Core Values Learned at American University
Swathmore’s professors taught students in a way that was completely different from Ghana’s. They taught critical thinking and analysis instead of memorization, and ethics and empathy rather than individual success. While learning economics, Patrick Awuah was able to see the poverty and unethical leaders’ decision-making pattern in Ghana. And he realized that knowledge can generate new knowledge in critical thinking, which shines most brilliantly when making society a better place.
What is not in Ghana, but in America
After graduating from college with excellent grades, Patrick gets a job at Microsoft.
Microsoft’s people were more passionate, creative, and talented than anyone else. They knew how to cooperate and were not blind to social issues.
What is not in Ghana, but in America?
It is a person who combines professionalism and ethics!
What else is not in Ghana, but in America?
The US system that further drives the growth of cutting-edge IT companies.
It was a free market, the rule of law, the infrastructure.

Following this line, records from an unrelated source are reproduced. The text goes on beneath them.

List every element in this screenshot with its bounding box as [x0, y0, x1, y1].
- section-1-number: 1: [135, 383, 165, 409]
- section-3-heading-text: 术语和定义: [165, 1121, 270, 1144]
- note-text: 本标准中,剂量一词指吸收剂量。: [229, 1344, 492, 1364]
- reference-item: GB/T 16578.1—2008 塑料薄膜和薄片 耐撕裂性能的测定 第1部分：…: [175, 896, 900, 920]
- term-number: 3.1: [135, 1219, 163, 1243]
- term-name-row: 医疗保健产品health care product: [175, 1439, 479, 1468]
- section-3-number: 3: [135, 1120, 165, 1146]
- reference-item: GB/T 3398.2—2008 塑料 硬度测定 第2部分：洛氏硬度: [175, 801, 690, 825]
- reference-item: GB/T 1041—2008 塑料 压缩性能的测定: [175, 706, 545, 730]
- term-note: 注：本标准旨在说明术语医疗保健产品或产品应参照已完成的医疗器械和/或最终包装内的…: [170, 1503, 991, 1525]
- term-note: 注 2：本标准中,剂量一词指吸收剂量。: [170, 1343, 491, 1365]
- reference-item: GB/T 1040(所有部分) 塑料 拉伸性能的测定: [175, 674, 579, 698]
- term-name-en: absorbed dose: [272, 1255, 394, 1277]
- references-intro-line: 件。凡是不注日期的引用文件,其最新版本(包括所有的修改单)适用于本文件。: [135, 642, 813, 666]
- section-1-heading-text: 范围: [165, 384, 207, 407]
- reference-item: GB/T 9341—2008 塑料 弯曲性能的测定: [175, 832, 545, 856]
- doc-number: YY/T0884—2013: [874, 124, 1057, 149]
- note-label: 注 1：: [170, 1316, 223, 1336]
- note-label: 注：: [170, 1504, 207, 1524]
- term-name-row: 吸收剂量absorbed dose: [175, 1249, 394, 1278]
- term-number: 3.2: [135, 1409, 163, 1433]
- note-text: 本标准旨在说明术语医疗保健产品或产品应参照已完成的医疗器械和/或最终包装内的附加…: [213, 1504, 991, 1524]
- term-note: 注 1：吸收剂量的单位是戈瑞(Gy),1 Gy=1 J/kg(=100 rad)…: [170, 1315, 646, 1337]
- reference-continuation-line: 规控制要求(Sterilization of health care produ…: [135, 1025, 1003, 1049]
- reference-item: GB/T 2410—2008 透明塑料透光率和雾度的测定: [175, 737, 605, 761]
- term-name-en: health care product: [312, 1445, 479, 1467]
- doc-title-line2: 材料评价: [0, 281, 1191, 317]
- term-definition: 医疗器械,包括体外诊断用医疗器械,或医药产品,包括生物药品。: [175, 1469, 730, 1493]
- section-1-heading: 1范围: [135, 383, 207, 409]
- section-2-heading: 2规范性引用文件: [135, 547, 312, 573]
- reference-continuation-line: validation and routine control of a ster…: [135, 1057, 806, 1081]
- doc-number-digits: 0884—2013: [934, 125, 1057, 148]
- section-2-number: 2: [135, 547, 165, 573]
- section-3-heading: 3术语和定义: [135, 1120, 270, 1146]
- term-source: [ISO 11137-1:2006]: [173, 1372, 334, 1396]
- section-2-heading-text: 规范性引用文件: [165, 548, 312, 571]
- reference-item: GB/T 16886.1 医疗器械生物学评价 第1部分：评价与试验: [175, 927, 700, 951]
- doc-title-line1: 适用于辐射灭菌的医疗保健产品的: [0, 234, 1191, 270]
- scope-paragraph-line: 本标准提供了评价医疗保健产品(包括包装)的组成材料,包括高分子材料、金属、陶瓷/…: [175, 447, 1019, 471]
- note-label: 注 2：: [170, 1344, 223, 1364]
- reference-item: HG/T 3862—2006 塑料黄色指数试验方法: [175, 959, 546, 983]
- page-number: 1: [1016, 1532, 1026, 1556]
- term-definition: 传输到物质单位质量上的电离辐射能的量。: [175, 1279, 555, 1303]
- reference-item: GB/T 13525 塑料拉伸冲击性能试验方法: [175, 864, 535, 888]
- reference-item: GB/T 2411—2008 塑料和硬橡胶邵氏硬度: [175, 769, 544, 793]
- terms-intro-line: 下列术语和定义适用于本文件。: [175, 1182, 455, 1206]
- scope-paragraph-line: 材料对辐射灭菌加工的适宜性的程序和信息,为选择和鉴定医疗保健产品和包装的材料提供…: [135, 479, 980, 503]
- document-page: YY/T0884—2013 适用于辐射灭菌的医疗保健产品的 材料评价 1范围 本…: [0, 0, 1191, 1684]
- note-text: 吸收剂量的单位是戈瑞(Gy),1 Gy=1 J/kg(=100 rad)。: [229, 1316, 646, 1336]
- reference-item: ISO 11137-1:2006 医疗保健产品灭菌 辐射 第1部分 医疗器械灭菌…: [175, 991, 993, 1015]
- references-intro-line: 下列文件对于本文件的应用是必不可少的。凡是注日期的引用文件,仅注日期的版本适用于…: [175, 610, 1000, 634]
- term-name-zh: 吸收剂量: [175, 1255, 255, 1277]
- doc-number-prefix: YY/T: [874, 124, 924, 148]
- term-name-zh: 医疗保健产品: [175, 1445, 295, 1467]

‘Those who combine professionalism and ethics’ and ‘A system that works ethically’. Patrick Awuah realized that is the driving force behind the Renaissance in Africa.
Leaving the Bed of Roses
He decided to leave the easy way and return to Ghana to bloom the Renaissance in Africa. An adventure where everything he’s done might disappear. But He had faith.
“People like me who have benefited from good education have a responsibility to solve world problems.”
Patrick Awuah
The responsibility that the people of Ghana, the people of Africa deserve a good education led him to Africa. Patrick left for Ghana with the assets he had accumulated so far, believing that his difficult experiences will help.
Students in Ghana Benefit from Education
30 young men,
It was the beginning of Ashesi University.
The Ministry of Education intervenes in every case,
Lack of budget, negative gaze from the surroundings,
Everything was a difficult adversity.
But Patrick believed in his experience. He passed on to young Africans the critical thinking, ethics and empathy he had learned at Swarthmore University. He created a culture of collaboration, passion and creativity experienced at Microsoft. Ghana’s Ministry of Education began to recognize it, and Microsoft formed an advisory board to support it. As a result, IT professions with both innovativeness and ethics have begun to be produced. All graduates received job offers, started businesses, or went to graduate school.
The Renaissance in Africa!
He had a dream.
And after 20 years of hard work on the bare ground, when talented people were produced, the country began to change.
Instead of fraudulent solicitation, there was free competition in the market, politicians began to learn about the rule of law, and taxes that found their way became Ghana’s strong infrastructure.
And the Renaissance wind of Ashesi University is blowing beyond Ghana toward the African continent.